Question: how do we bring the radical, uncompromising message of Jesus to the fore in our communities, ones which are full of other values, noise and false messages? Bowie was the re-inventor without any rivals. He was, though, only reinventing himself. Churches aren’t called to reinvent Jesus, or change any of His teaching. That way disaster lies, for the church and for the world. We must continually be open, though, to thinking about how we reinvent the ways our culture can hear that message, and to do all that we can to get it listening.

Question: how do leaders act with the courage and decisiveness and eye for opportunity which Bowie showed in his career? He knew that his androgyny would be reviled by many back in the early Seventies, but he pressed on with it. He knew when to stop what wasn’t working, and often saw that a project had run its shelf-life long before the fans or even those he worked with most closely did. He took on projects others would never have had the guts to try, and faced their sneers, until he faced their envy at his success. He left a legacy of creative brilliance. Churches and leaders have been given the most important, beautiful and transforming music in the world, the Gospel. We must embrace it with conviction, and live it with courage and commitment. And how about a little creativity?

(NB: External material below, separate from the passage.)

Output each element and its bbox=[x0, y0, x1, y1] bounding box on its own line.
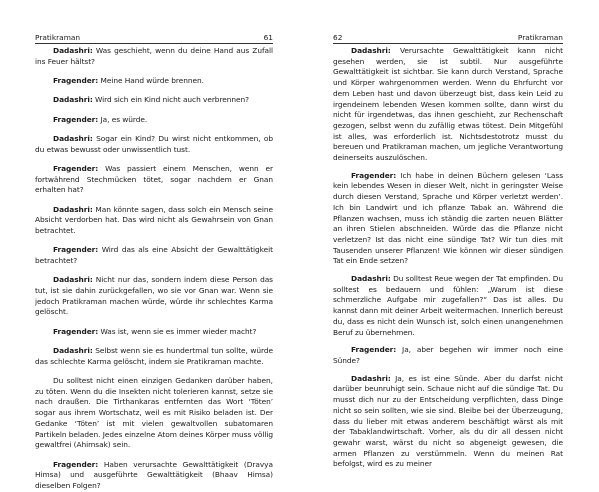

This morning I was listening to ‘Heroes’. It’s a beautiful song, about love and courage, and the hope of victory in the face of struggle and opposition.  It resonates with us, because we all want to succeed. We all want to be heroes, to achieve something and to be thanked, or admired, and maybe even remembered, for it. There is only one real Hero, of course, and that is Jesus. And yet, our calling as His followers is to be like Him, in His courage, and His integrity. Because of who He is, and what He’s offering, we really could be heroes. And the reverberations of living out His grace could last into eternity.